Numérisation de la fourniture d’énergie

La situation en Région Bruxelles-Capitale

La numérisation de la fourniture d’énergie est la source de difficultés pour de nombreuses personnes habitant à Bruxelles. Dans sa pratique quotidienne Infor GazElec a relevé des situations problématiques générées par la disparition des services de proximité des fournisseurs et par la politique commerciale de certains d’entre eux. Les fournisseurs d’énergie en tant qu’ils constituent un service d’intérêt général doivent respecter des obligations de service public instaurées pour protéger les consommateurs et consommatrices dans le marché dérégulé de l’énergie. Le non-respect de ces obligations (OSP) entraîne des discriminations interdites tant par la législation régionale que fédérale

1. Les services clientèle de proximité ont été supprimés en 2018

L’Ordonnance du 23 juillet 2018 (MB 20-09-2018) a abrogé l’article 25 quattuordecies de l’Ordonnance électricité et 20 undecies, §5 de l’Ordonnance gaz qui prévoyaient que :

« § 5. Les fournisseurs responsables de plus de 10 000 points de fourniture d’électricité mettent à disposition de leurs clients au moins un service clientèle de proximité.
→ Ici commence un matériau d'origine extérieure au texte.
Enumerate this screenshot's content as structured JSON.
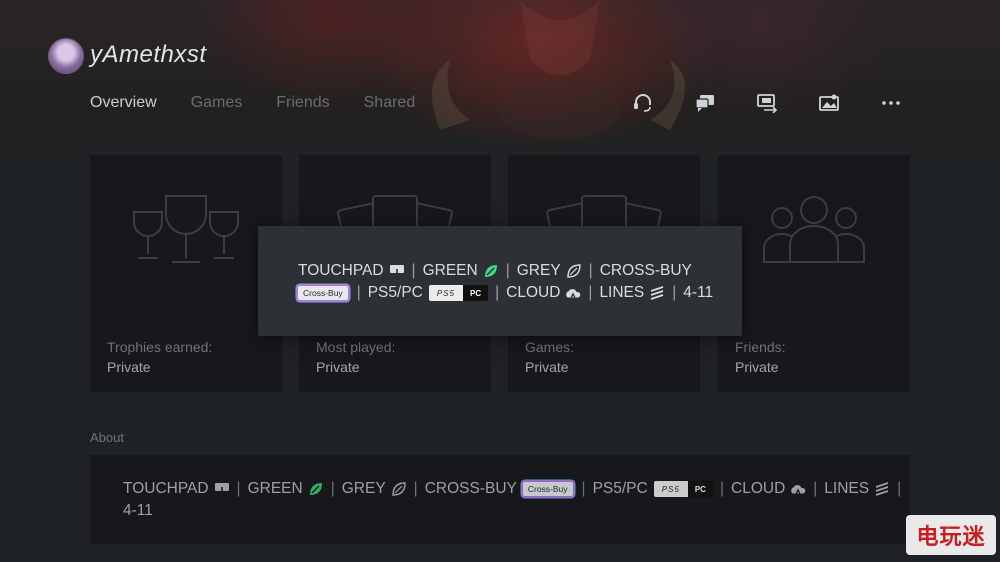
{
  "profile": {
    "username": "yAmethxst"
  },
  "tabs": [
    {
      "label": "Overview",
      "active": true
    },
    {
      "label": "Games",
      "active": false
    },
    {
      "label": "Friends",
      "active": false
    },
    {
      "label": "Shared",
      "active": false
    }
  ],
  "actions": [
    {
      "icon": "headset-icon"
    },
    {
      "icon": "message-icon"
    },
    {
      "icon": "share-screen-icon"
    },
    {
      "icon": "media-icon"
    },
    {
      "icon": "more-icon"
    }
  ],
  "tiles": [
    {
      "label": "Trophies earned:",
      "value": "Private",
      "icon": "trophies-icon"
    },
    {
      "label": "Most played:",
      "value": "Private",
      "icon": "cards-icon"
    },
    {
      "label": "Games:",
      "value": "Private",
      "icon": "cards-icon"
    },
    {
      "label": "Friends:",
      "value": "Private",
      "icon": "friends-icon"
    }
  ],
  "overlay": {
    "touchpad": "TOUCHPAD",
    "green": "GREEN",
    "grey": "GREY",
    "crossbuy": "CROSS-BUY",
    "crossbuy_badge": "Cross-Buy",
    "ps5pc": "PS5/PC",
    "ps5_badge": "PS5",
    "pc_badge": "PC",
    "cloud": "CLOUD",
    "lines": "LINES",
    "range": "4-11"
  },
  "about": {
    "heading": "About",
    "touchpad": "TOUCHPAD",
    "green": "GREEN",
    "grey": "GREY",
    "crossbuy": "CROSS-BUY",
    "crossbuy_badge": "Cross-Buy",
    "ps5pc": "PS5/PC",
    "ps5_badge": "PS5",
    "pc_badge": "PC",
    "cloud": "CLOUD",
    "lines": "LINES",
    "range": "4-11"
  },
  "watermark": "电玩迷",
  "colors": {
    "accent_green": "#3ddc84",
    "background": "#1e2125",
    "tile": "#16181b"
  }
}
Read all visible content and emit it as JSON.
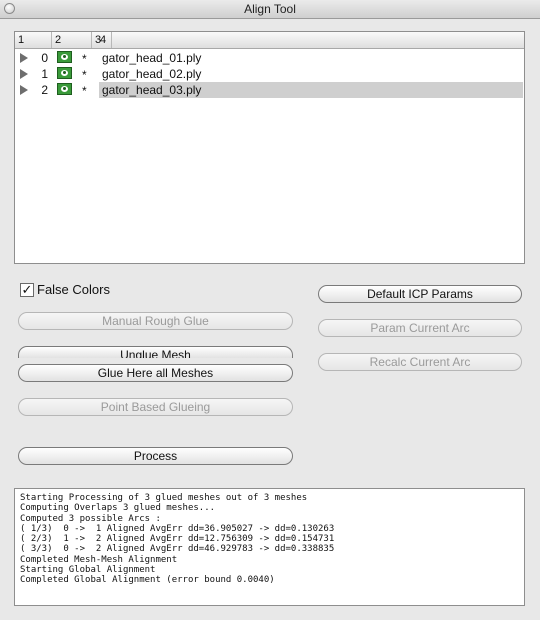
{
  "window": {
    "title": "Align Tool"
  },
  "mesh_list": {
    "columns": [
      "1",
      "2",
      "3",
      "4"
    ],
    "rows": [
      {
        "index": "0",
        "visible_icon": "eye-icon",
        "star": "*",
        "filename": "gator_head_01.ply",
        "selected": false
      },
      {
        "index": "1",
        "visible_icon": "eye-icon",
        "star": "*",
        "filename": "gator_head_02.ply",
        "selected": false
      },
      {
        "index": "2",
        "visible_icon": "eye-icon",
        "star": "*",
        "filename": "gator_head_03.ply",
        "selected": true
      }
    ]
  },
  "controls": {
    "false_colors_label": "False Colors",
    "false_colors_checked": true,
    "check_mark": "✓",
    "manual_rough_glue": "Manual Rough Glue",
    "unglue_mesh": "Unglue Mesh",
    "glue_here_all_meshes": "Glue Here all Meshes",
    "point_based_glueing": "Point Based Glueing",
    "process": "Process",
    "default_icp_params": "Default ICP Params",
    "param_current_arc": "Param Current Arc",
    "recalc_current_arc": "Recalc Current Arc"
  },
  "log": {
    "lines": [
      "Starting Processing of 3 glued meshes out of 3 meshes",
      "Computing Overlaps 3 glued meshes...",
      "Computed 3 possible Arcs :",
      "( 1/3)  0 ->  1 Aligned AvgErr dd=36.905027 -> dd=0.130263",
      "( 2/3)  1 ->  2 Aligned AvgErr dd=12.756309 -> dd=0.154731",
      "( 3/3)  0 ->  2 Aligned AvgErr dd=46.929783 -> dd=0.338835",
      "Completed Mesh-Mesh Alignment",
      "Starting Global Alignment",
      "Completed Global Alignment (error bound 0.0040)"
    ]
  }
}
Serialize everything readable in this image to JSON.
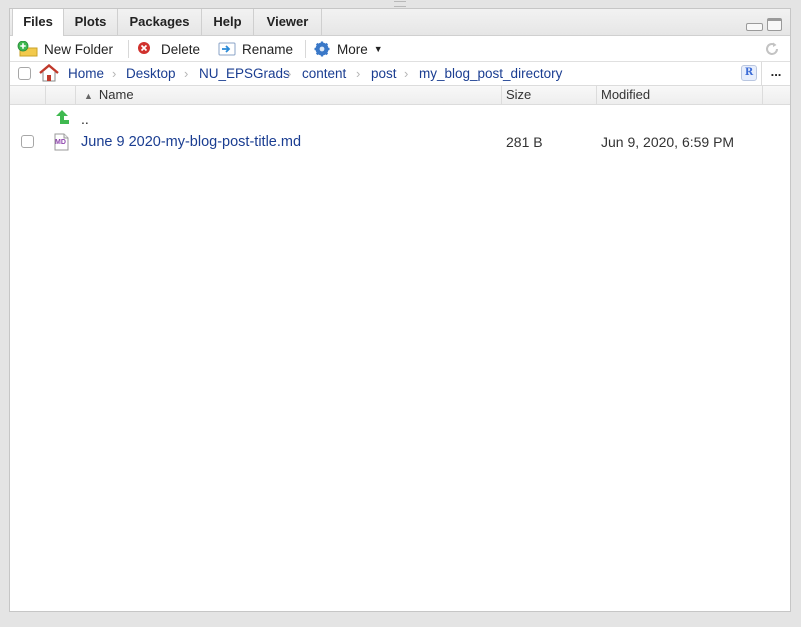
{
  "tabs": [
    {
      "label": "Files",
      "active": true
    },
    {
      "label": "Plots",
      "active": false
    },
    {
      "label": "Packages",
      "active": false
    },
    {
      "label": "Help",
      "active": false
    },
    {
      "label": "Viewer",
      "active": false
    }
  ],
  "toolbar": {
    "new_folder": "New Folder",
    "delete": "Delete",
    "rename": "Rename",
    "more": "More"
  },
  "breadcrumb": [
    "Home",
    "Desktop",
    "NU_EPSGrads",
    "content",
    "post",
    "my_blog_post_directory"
  ],
  "breadcrumb_more": "...",
  "table": {
    "headers": {
      "name": "Name",
      "size": "Size",
      "modified": "Modified"
    },
    "parent_label": "..",
    "rows": [
      {
        "icon": "MD",
        "name": "June 9 2020-my-blog-post-title.md",
        "size": "281 B",
        "modified": "Jun 9, 2020, 6:59 PM"
      }
    ]
  },
  "colors": {
    "link": "#1a3d91",
    "accent_green": "#3fb950",
    "delete_red": "#d0312d",
    "gear_blue": "#3a78c8"
  }
}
BRUGEL peut préciser les modalités attendues en termes de proximité du service. Le Gouvernement remet au Parlement une évaluation sur la nécessité de créer un service clientèle de proximité pour les clients, et ce dans un délai de cinq ans. ».

Cette suppression faisait suite à l’étude de Brugel qui concluait à l’inutilité des guichets physiques et aux dangers que cela représentait pour les fournisseurs qui risquaient de quitter le marché bruxellois ou de ne pas y venir. On remarque aujourd’hui à quel point cet argument manquait de pertinence puisque les fournisseurs sont partis après la suppression de l’obligation et ne reviennent pas alors que la mesure reste supprimée.

Les autres justifications étaient aussi peu convaincantes mais, quoi qu’il en soit, il en est résulté une suppression de l’obligation de service public de maintenir des services clientèle de proximité pour les fournisseurs ayant plus de 10.000 points de fourniture.

Les seuls guichets encore ouverts sont ceux d’Engie. L’un est situé rue Rogier et l’autre dont l’accessibilité est loin d’être optimale, se trouve dans les locaux en sous-sol de la Poste à la gare du Nord. Le problème est que ces guichets sont sous-traités par des employés de la Poste et donc ne sont pas encadrés par Engie lui-même.

L’étude de Brugel estimait aussi qu’un « point guichet » coûtait la somme exorbitante de 400.000 euros par an. Quand on voit le guichet ouvert par Engie à la poste, il est difficile d’imaginer que cela coûte autant d’argent : il y a deux personnes debout dernière une table haute au milieu de la salle où déambulent les gens et c’est tout.

Une autre justification avancée par Brugel était l’existence d’Infor GazElec mais ce service n’est pas là pour pallier les déficiences des fournisseurs et remplacer leurs services clientèle mais bien pour faire respecter les droits des usagers et les aider dans la comparaison des offres de ces mêmes fournisseurs.

Voici l’étude en entier : https://www.brugel.brussels/publication/document/etudes/2016/fr/etude-12.pdf

Brugel relevait aussi dans son avis que les fournisseurs avaient développé « ces dernières années différents canaux de communication qui répondent de manière optimale aux attentes d’une majorité de la clientèle ; call-center, internet…; tous ces outils relevant de pratiques commerciales s’inscrivant dans leur vision stratégique ».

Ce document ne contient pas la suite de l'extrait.